Passant, je me souviens du crépuscule vert
Où glissent lentement les ombres sous-marines,
Où les algues, offrant leur calice entr’ouvert,
Étreignent de leurs bras fluides les ruines
Des vaisseaux autrefois pesants d’ivoire et d’or.
Je me souviens de l’ombre où la nacre s’irise,
Où dorment les anneaux, étincelants encor,
Que donnaient à la mer ses époux de Venise.
Passant, je me souviens du patient travail !
De ces vivants jardins aux plantes animales

Dont l’heure et le courant disposent les pétales,
Et, parmi tant de fleurs, du vivace corail,
Rose animale et rouge éclose dans la nuit.

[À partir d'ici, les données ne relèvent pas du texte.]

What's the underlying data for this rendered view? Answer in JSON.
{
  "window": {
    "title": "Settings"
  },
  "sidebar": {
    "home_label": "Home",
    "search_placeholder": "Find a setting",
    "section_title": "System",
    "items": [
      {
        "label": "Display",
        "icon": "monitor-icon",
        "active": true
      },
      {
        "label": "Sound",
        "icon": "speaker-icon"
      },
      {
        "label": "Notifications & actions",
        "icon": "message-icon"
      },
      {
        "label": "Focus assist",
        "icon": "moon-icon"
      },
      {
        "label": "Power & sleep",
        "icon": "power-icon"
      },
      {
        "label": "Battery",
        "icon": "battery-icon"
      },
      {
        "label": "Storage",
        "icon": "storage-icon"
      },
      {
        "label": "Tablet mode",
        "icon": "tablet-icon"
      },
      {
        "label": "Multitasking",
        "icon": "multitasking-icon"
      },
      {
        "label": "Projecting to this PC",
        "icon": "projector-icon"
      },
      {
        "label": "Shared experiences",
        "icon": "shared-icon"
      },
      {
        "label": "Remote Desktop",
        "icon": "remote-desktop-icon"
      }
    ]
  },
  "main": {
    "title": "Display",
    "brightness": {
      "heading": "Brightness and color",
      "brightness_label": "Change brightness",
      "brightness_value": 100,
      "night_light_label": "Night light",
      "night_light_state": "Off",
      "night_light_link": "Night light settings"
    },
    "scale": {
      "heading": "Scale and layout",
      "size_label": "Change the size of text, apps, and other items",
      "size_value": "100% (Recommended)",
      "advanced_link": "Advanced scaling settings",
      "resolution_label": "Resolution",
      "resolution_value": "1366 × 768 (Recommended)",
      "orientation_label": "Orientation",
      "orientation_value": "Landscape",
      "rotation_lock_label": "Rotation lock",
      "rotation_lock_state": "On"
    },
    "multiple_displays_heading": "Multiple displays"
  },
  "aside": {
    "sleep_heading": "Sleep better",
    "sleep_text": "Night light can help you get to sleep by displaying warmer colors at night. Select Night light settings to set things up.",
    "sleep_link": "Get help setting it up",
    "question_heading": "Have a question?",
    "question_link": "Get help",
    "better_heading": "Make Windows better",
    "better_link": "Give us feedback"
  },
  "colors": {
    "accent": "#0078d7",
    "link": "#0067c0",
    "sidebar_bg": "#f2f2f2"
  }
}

Je me souviens d’avoir bu l’deur de la brume
Et d’avoir admiré le sillage qui fuit
En laissant sur les flots une neige d’écume.
Je voyais chaque soir, parmi l’azur changeant
Des vagues, refleurir les astres du phosphore,
Mon lit d’amour était le doux sable d’argent.
J’ai vu s’épanouir le nombreux madrépore
Qui bâtissait parmi de gris lambeaux empreints
De sel… Ce furent les bannières déployées.
J’ai pleuré les beaux yeux et les cheveux éteints
Et les membres meurtris des amantes noyées
Gardant encore au bras un bracelet de fer.
Dans mon cœur chante encor la musique illusoire
De l’Océan. Je garde en ma frêle mémoire
Le murmure et l’haleine et l’âme de la mer.